A selection of quotations, excerpts and ideas




 

"Only death cures stupidity." -- Cowboy Bebop: The Movie

 

"Society is, always has been and always will be a structure for the exploitation and oppression of the majority through systems of political force dictated by an élite, enforced by thugs, uniformed or not, and upheld by a willful ignorance and stupidity on the part of the very majority whom the system oppresses." --  Richard K. Morgan, award-winning science fiction writer  


"No purpose is so high that unworthy methods in achieving it can be justified." -- Albert Einstein


"The ideas of economists and political philosophers, both when they are right and when they are wrong, are more powerful than is commonly understood. Indeed the world is ruled by little else. Practical men, who believe themselves to be quite exempt from any intellectual influences, are usually the slaves of some defunct economist." -- John Maynard Keynes

"Being born and raised in America, the country of freedom and independence, I had always cherished the values and ideals of equality and liberty. I was determined to raise my children with those ideals." -- Bob Dylan, Chronicles: Volume 1.

"Read not to contradict and confute; nor to believe and take for granted; nor to find talk and discourse; but to weigh and consider." -- Francis Bacon (1561-1626), British philosopher, essayist, statesman. Essays, "Of Studies," (1597-1625).

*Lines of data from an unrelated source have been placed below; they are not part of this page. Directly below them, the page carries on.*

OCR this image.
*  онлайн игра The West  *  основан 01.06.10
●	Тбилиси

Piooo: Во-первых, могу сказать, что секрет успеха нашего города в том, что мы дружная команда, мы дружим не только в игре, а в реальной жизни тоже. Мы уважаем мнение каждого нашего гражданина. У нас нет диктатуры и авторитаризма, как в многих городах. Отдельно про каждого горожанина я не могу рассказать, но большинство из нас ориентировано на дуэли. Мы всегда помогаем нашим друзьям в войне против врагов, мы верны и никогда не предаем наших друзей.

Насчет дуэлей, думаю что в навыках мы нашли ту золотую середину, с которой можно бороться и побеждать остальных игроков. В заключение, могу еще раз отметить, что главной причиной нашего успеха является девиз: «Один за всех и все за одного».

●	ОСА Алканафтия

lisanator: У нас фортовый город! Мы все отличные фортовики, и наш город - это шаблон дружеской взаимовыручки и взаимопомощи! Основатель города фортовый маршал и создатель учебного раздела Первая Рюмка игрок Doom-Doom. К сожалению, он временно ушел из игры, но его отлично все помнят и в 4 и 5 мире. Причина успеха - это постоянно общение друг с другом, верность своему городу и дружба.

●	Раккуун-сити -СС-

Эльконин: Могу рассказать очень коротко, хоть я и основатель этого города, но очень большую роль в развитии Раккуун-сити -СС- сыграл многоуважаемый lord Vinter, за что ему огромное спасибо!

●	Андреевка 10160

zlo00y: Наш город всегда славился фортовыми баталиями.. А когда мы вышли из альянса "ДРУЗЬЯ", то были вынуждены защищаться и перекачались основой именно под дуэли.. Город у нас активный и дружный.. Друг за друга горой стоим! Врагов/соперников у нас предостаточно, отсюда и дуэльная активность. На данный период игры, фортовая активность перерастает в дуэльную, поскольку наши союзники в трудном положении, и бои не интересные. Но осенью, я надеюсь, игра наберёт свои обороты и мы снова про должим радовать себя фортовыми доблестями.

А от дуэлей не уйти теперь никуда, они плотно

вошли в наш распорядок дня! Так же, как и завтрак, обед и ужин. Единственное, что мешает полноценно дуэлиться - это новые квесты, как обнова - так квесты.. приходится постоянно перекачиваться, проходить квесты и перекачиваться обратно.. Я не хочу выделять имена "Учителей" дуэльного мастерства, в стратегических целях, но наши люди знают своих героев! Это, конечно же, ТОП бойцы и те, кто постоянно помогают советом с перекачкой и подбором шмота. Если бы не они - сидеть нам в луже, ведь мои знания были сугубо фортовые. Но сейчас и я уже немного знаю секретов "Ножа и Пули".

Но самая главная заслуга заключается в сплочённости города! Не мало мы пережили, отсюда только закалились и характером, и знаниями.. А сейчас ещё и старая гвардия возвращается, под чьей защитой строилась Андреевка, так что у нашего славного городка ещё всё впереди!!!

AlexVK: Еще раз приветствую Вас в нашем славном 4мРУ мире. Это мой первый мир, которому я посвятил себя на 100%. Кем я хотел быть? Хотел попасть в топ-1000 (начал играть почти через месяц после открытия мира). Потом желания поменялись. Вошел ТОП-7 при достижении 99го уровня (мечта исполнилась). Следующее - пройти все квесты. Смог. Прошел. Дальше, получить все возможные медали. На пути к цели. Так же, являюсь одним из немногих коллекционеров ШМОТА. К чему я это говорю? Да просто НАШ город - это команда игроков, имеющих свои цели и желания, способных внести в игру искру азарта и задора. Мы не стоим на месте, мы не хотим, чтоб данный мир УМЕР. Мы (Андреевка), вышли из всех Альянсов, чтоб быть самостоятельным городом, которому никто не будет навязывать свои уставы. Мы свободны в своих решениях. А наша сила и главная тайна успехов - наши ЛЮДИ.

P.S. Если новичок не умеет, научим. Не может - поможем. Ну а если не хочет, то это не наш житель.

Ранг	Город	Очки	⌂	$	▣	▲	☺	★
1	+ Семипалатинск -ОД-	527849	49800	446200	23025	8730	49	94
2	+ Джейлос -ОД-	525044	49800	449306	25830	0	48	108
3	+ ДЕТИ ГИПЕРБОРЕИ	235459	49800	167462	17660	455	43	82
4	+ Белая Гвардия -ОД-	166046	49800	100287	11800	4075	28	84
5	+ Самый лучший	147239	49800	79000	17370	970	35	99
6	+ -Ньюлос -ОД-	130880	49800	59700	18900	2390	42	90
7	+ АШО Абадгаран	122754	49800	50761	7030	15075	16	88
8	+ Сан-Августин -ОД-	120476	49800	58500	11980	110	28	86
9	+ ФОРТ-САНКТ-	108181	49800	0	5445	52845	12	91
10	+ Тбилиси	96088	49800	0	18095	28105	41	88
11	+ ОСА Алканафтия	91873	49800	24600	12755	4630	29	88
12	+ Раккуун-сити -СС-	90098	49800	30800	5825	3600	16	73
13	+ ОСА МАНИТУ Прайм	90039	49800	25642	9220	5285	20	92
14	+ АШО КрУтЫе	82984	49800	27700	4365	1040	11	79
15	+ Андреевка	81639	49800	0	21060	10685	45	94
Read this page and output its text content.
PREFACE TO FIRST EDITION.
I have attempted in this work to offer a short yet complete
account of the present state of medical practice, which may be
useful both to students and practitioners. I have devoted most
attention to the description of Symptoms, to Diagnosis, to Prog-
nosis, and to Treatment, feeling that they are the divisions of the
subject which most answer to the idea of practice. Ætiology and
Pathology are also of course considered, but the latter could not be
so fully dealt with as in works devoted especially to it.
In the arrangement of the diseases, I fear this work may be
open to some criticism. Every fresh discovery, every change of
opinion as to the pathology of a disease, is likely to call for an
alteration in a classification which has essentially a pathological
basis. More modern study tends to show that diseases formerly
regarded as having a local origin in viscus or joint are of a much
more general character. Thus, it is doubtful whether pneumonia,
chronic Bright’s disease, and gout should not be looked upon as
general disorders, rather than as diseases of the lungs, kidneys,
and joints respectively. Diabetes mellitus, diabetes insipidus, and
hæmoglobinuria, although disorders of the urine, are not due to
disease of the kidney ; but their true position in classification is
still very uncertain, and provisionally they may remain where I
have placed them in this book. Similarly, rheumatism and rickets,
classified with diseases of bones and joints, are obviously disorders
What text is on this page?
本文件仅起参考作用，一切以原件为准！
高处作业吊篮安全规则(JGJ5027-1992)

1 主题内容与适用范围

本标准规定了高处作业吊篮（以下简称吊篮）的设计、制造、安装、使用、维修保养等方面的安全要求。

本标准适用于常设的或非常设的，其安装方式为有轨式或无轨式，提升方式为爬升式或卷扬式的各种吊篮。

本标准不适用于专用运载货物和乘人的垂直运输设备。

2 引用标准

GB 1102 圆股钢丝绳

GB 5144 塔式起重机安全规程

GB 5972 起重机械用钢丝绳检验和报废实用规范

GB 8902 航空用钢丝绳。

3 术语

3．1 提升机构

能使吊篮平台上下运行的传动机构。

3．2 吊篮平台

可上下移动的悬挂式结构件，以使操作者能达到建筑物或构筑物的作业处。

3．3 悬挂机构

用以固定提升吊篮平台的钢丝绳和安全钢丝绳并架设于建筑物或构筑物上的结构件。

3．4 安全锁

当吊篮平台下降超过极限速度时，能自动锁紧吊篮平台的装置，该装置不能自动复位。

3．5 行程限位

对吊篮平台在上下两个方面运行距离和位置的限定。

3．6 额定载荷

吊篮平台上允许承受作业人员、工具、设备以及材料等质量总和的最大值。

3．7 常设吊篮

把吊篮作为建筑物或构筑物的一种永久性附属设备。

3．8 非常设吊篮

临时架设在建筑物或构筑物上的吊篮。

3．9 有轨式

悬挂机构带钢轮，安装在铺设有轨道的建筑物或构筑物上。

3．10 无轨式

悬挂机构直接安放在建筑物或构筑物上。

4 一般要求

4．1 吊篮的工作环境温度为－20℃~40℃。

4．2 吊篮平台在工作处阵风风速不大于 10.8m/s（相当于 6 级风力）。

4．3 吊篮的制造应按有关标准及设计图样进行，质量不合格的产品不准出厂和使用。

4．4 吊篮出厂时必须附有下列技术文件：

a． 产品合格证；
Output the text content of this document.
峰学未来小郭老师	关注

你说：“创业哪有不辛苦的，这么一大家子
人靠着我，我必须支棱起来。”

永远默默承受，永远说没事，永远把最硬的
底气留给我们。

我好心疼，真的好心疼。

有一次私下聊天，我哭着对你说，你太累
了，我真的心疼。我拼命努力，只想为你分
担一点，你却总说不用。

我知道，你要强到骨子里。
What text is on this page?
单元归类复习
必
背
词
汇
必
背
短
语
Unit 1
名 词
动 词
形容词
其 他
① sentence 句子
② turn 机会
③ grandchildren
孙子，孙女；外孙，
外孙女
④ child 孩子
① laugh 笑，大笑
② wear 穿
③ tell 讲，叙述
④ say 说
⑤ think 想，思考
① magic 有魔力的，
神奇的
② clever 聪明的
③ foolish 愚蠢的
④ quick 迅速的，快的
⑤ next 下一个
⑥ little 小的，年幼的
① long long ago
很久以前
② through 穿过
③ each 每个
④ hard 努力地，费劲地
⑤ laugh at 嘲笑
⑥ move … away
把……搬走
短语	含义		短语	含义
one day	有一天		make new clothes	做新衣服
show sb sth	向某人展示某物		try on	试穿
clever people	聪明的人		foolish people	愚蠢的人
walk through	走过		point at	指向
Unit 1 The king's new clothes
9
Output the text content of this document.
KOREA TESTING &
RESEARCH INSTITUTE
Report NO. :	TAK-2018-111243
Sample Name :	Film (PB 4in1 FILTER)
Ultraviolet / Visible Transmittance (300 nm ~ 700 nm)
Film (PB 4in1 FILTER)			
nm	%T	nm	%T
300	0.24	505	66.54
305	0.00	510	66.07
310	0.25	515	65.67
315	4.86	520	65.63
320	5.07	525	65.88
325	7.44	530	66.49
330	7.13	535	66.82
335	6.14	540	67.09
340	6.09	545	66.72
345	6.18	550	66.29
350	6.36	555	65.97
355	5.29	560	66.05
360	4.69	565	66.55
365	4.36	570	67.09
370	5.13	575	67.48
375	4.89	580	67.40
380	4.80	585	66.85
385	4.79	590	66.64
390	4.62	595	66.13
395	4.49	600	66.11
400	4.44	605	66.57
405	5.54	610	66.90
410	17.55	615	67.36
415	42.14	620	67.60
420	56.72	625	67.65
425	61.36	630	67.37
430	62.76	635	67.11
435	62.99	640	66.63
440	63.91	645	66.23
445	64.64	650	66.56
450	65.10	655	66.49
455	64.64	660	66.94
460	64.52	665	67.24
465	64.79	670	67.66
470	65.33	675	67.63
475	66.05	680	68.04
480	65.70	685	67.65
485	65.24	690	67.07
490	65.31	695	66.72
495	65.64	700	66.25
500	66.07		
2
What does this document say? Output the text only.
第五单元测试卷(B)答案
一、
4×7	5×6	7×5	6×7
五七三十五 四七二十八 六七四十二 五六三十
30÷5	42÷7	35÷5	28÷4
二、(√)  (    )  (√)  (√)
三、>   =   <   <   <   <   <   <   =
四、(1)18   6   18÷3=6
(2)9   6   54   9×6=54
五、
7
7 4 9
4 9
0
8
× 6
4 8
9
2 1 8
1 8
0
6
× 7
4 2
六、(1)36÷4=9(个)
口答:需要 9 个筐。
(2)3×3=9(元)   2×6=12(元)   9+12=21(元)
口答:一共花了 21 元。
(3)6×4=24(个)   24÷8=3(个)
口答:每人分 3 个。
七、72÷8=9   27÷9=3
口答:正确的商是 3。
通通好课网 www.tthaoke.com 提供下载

"Two things fill the mind with awe and wonder the more often and more steadily we reflect upon them: the starry heavens above me and the moral law within me...The former view of a countless multitude of worlds annihilates my importance as an animal creature, which must give back to the planet (a mere speck in the universe) the matter from which it came, the matter which is for a little time provided with vital force, we know not how. The latter, on the contrary, infinitely raises my worth as that of an intelligence by my personality, in which the moral law reveals a life independent of the whole world of sense.....a destination which is not restricted to the conditions and limits of this life but reaches into the infinite." -- Immanuel Kant, The Critique of Practical Reason


"The essence of the Liberal outlook lies not in what opinions are held, but in how they are held: instead of being held dogmatically, they are held tentatively, and with a consciousness that new evidence may at any moment lead to their abandonment." -- Bertrand Russell (1872-1970), British philosopher, mathematician. "Philosophy and Politics," Unpopular Essays (1950).


"Eccentricity has always abounded when and where strength of character has abounded; and the amount of eccentricity in a society has generally been proportional to the amount of genius, mental vigour, and moral courage which it contained."  — John Stuart Mill (1806-1873), British philosopher, economist. On Liberty, ch. 3 (1859).


"Argument ...  does not remove doubt, so that the mind may rest in the sure knowledge of the truth, unless it finds it by the method of experiment.... For if any man who never saw fire proved by satisfactory arguments that fire burns ... his hearer's mind would never be satisfied, nor would he avoid the fire until he put his hand in it ... that he might learn by experiment what argument taught."  -- Roger Bacon (c. 1214-1294), British philosopher, scientist. Opus Maius, pt. 4, ch. 1 (1267).


"You cannot make a theory scientific simply by trying to find facts that might be explained by the theory. You have to try to find facts that could only be explained by the theory, and this means that you should try to show that no rival theory could explain those same events. A theory is meaningfully proposed as a scientific theory only if the proposer is willing to look seriously at rival theories that have some claim to explain the same events, in order to determine whether those theories do not do a better job."  — Jan Garrett, philosophy professor at Western Kentucky University, "The Enigmatic Origins of the Jung Cult" (1999).


"There are those who argue that everything breaks even in this old dump of a world of ours. I suppose these ginks who argue that way hold that because the rich man gets ice in the summer and the poor man gets it in the winter things are breaking even for both. Maybe so, but I'll swear I can't see it that way." -- The last recorded words of famed Western gunman William Barclay "Bat" Masterson; it was the bit of his newspaper column found on the typewriter he was using at the time of his death on Oct. 25, 1921.